Hubs created the recycling holding station pictured above for keeping our items out of the house (our pantry was getting some kind of crazy crowded with all manner of recyclables). Since almost every forest-dwelling predator imaginable shares the cove with us out here, he put a handled plank of wood on top to credit a barrier and deter easy access from marauding visitors of the four-footed persuasion. The gravel beneath each bin serves two purposes: it creates a weed barrier and it provides drainage to prevent water from pooling beneath the bins.

It’s awesome. Over the course of a few days, I squirrel away recyclable this’s and that’s in a canvas tote in the pantry. When it’s full, I schlep it outdoors and place items in separate bins for glass, metal, plastic, paper, and cardboard (which I jointly share with #5 recyclable items, accepted at our local Whole Foods).

As an order-seeking person, this appeals to me on so many levels. Things are tidy inside, and orderly outside, interluding in a sort of recycling purgatory until we fire up the Subaru and make our pilgrimage to the Transfer Station. I keep my sanity in check and my house orderly while our recyclables get a second lease on life. Win, win.

5 Responses to Talkin’ Trash

  • Brillant, simple, and actually a *nice looking* trash station! I can't stand having stuff in the house, either. This looks like an excellent compromise.

    Sarah M

  • Elizabeth says:

    I have the same issue, living in a rural area as well. Thankfully, the dump is only about a mile up the road, but they accept very limited recyclables. I've been trying to come up with a good outdoor storage solution too, though the area of back porch is all of like 3×12!

  • mandi says:

    Great idea! We are in a new home and I have been brain storming ways to keep the recyclables from taking over the house!

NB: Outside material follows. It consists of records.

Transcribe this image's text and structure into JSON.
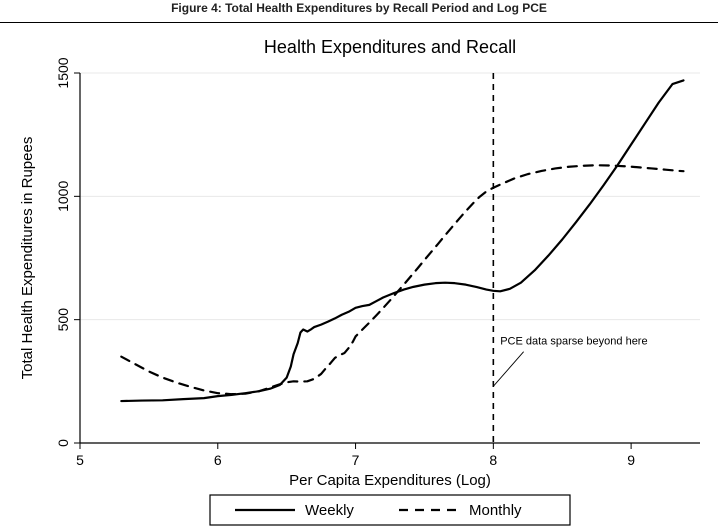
{
  "caption": "Figure 4: Total Health Expenditures by Recall Period and Log PCE",
  "chart": {
    "type": "line",
    "title": "Health Expenditures and Recall",
    "title_fontsize": 18,
    "xlabel": "Per Capita Expenditures (Log)",
    "ylabel": "Total Health Expenditures in Rupees",
    "label_fontsize": 15,
    "tick_fontsize": 14,
    "background_color": "#ffffff",
    "plot_background": "#ffffff",
    "axis_color": "#000000",
    "grid_color": "#e8e8e8",
    "xlim": [
      5,
      9.5
    ],
    "ylim": [
      0,
      1500
    ],
    "xticks": [
      5,
      6,
      7,
      8,
      9
    ],
    "yticks": [
      0,
      500,
      1000,
      1500
    ],
    "vline_x": 8,
    "vline_dash": "6,5",
    "annotation": {
      "text": "PCE data sparse beyond here",
      "fontsize": 11,
      "x_text": 8.05,
      "y_text": 400,
      "x_end": 8.0,
      "y_end": 230,
      "x_start": 8.22,
      "y_start": 370
    },
    "legend": {
      "items": [
        {
          "label": "Weekly",
          "dash": "none",
          "width": 2.2
        },
        {
          "label": "Monthly",
          "dash": "9,7",
          "width": 2.2
        }
      ],
      "fontsize": 15
    },
    "series": [
      {
        "name": "Weekly",
        "color": "#000000",
        "width": 2.2,
        "dash": "none",
        "points": [
          [
            5.3,
            170
          ],
          [
            5.45,
            172
          ],
          [
            5.6,
            173
          ],
          [
            5.75,
            178
          ],
          [
            5.9,
            182
          ],
          [
            6.0,
            190
          ],
          [
            6.1,
            195
          ],
          [
            6.2,
            202
          ],
          [
            6.3,
            210
          ],
          [
            6.38,
            220
          ],
          [
            6.45,
            235
          ],
          [
            6.5,
            265
          ],
          [
            6.53,
            310
          ],
          [
            6.55,
            360
          ],
          [
            6.58,
            405
          ],
          [
            6.6,
            448
          ],
          [
            6.62,
            460
          ],
          [
            6.65,
            452
          ],
          [
            6.68,
            462
          ],
          [
            6.7,
            470
          ],
          [
            6.75,
            480
          ],
          [
            6.8,
            492
          ],
          [
            6.85,
            505
          ],
          [
            6.9,
            520
          ],
          [
            6.95,
            532
          ],
          [
            7.0,
            548
          ],
          [
            7.05,
            555
          ],
          [
            7.1,
            560
          ],
          [
            7.15,
            575
          ],
          [
            7.2,
            590
          ],
          [
            7.28,
            608
          ],
          [
            7.35,
            622
          ],
          [
            7.42,
            633
          ],
          [
            7.5,
            642
          ],
          [
            7.58,
            648
          ],
          [
            7.65,
            650
          ],
          [
            7.72,
            648
          ],
          [
            7.8,
            642
          ],
          [
            7.88,
            632
          ],
          [
            7.95,
            622
          ],
          [
            8.0,
            617
          ],
          [
            8.05,
            615
          ],
          [
            8.12,
            625
          ],
          [
            8.2,
            650
          ],
          [
            8.3,
            700
          ],
          [
            8.4,
            760
          ],
          [
            8.5,
            825
          ],
          [
            8.6,
            895
          ],
          [
            8.7,
            968
          ],
          [
            8.8,
            1045
          ],
          [
            8.9,
            1125
          ],
          [
            9.0,
            1210
          ],
          [
            9.1,
            1295
          ],
          [
            9.2,
            1380
          ],
          [
            9.3,
            1455
          ],
          [
            9.38,
            1470
          ]
        ]
      },
      {
        "name": "Monthly",
        "color": "#000000",
        "width": 2.2,
        "dash": "9,7",
        "points": [
          [
            5.3,
            350
          ],
          [
            5.4,
            320
          ],
          [
            5.5,
            290
          ],
          [
            5.6,
            265
          ],
          [
            5.7,
            245
          ],
          [
            5.8,
            228
          ],
          [
            5.9,
            213
          ],
          [
            6.0,
            202
          ],
          [
            6.1,
            198
          ],
          [
            6.2,
            200
          ],
          [
            6.3,
            210
          ],
          [
            6.38,
            225
          ],
          [
            6.45,
            238
          ],
          [
            6.5,
            246
          ],
          [
            6.55,
            250
          ],
          [
            6.6,
            249
          ],
          [
            6.65,
            250
          ],
          [
            6.7,
            260
          ],
          [
            6.75,
            280
          ],
          [
            6.78,
            300
          ],
          [
            6.82,
            325
          ],
          [
            6.85,
            345
          ],
          [
            6.88,
            355
          ],
          [
            6.92,
            365
          ],
          [
            6.95,
            385
          ],
          [
            6.98,
            410
          ],
          [
            7.0,
            432
          ],
          [
            7.05,
            460
          ],
          [
            7.1,
            488
          ],
          [
            7.15,
            517
          ],
          [
            7.2,
            547
          ],
          [
            7.25,
            578
          ],
          [
            7.3,
            610
          ],
          [
            7.35,
            642
          ],
          [
            7.4,
            675
          ],
          [
            7.45,
            708
          ],
          [
            7.5,
            742
          ],
          [
            7.55,
            775
          ],
          [
            7.6,
            808
          ],
          [
            7.65,
            842
          ],
          [
            7.7,
            875
          ],
          [
            7.75,
            908
          ],
          [
            7.8,
            940
          ],
          [
            7.85,
            970
          ],
          [
            7.9,
            998
          ],
          [
            7.95,
            1020
          ],
          [
            8.0,
            1035
          ],
          [
            8.08,
            1055
          ],
          [
            8.15,
            1072
          ],
          [
            8.25,
            1090
          ],
          [
            8.35,
            1103
          ],
          [
            8.45,
            1113
          ],
          [
            8.55,
            1120
          ],
          [
            8.65,
            1124
          ],
          [
            8.75,
            1126
          ],
          [
            8.85,
            1125
          ],
          [
            8.95,
            1122
          ],
          [
            9.05,
            1118
          ],
          [
            9.15,
            1113
          ],
          [
            9.25,
            1108
          ],
          [
            9.35,
            1103
          ],
          [
            9.38,
            1102
          ]
        ]
      }
    ]
  }
}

    Also- completely off subject- but i'm looking into investing in my first pressure cooker. I was looking at the Presto models 23 quart or 16 quart. Trying to decide if the 23 quart would be too big for daily cooking. Any experience with pressure cookers? any insight would be so appreciated!

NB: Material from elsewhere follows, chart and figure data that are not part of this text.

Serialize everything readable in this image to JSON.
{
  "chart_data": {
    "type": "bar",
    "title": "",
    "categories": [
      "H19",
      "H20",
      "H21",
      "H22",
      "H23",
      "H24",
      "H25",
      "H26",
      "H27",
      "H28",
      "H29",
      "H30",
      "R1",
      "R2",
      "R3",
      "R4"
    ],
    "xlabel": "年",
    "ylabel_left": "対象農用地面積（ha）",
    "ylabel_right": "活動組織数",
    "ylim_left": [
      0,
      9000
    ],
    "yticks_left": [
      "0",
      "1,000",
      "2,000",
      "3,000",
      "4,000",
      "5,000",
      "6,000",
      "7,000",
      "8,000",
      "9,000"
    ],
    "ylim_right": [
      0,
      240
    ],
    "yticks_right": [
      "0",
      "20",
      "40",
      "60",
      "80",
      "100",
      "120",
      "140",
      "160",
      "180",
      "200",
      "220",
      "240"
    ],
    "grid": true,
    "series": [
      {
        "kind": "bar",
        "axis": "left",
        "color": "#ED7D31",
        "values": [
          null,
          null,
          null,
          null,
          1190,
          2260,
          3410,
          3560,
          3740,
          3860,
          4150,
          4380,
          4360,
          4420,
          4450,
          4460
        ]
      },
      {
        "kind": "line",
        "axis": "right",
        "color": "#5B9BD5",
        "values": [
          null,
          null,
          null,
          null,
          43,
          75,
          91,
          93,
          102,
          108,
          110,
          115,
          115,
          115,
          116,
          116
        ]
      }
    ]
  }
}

  • mandi-that really depends on how much you intend to can at one time. i've got an all-american 15 quart pressure canner and i've never felt the need for a larger size, even when making big batches. if you're feeding a large family, or all of the farm hands (should you have them), then get the larger size. otherwise, the smaller model should do the job just fine.

  • oklyous says:

    Really cool and practical:)
    I live in the city and I am soo disapointed about how it is not possible for us to sort our waste. I would love to do it, but sadly have no possibility of doing it.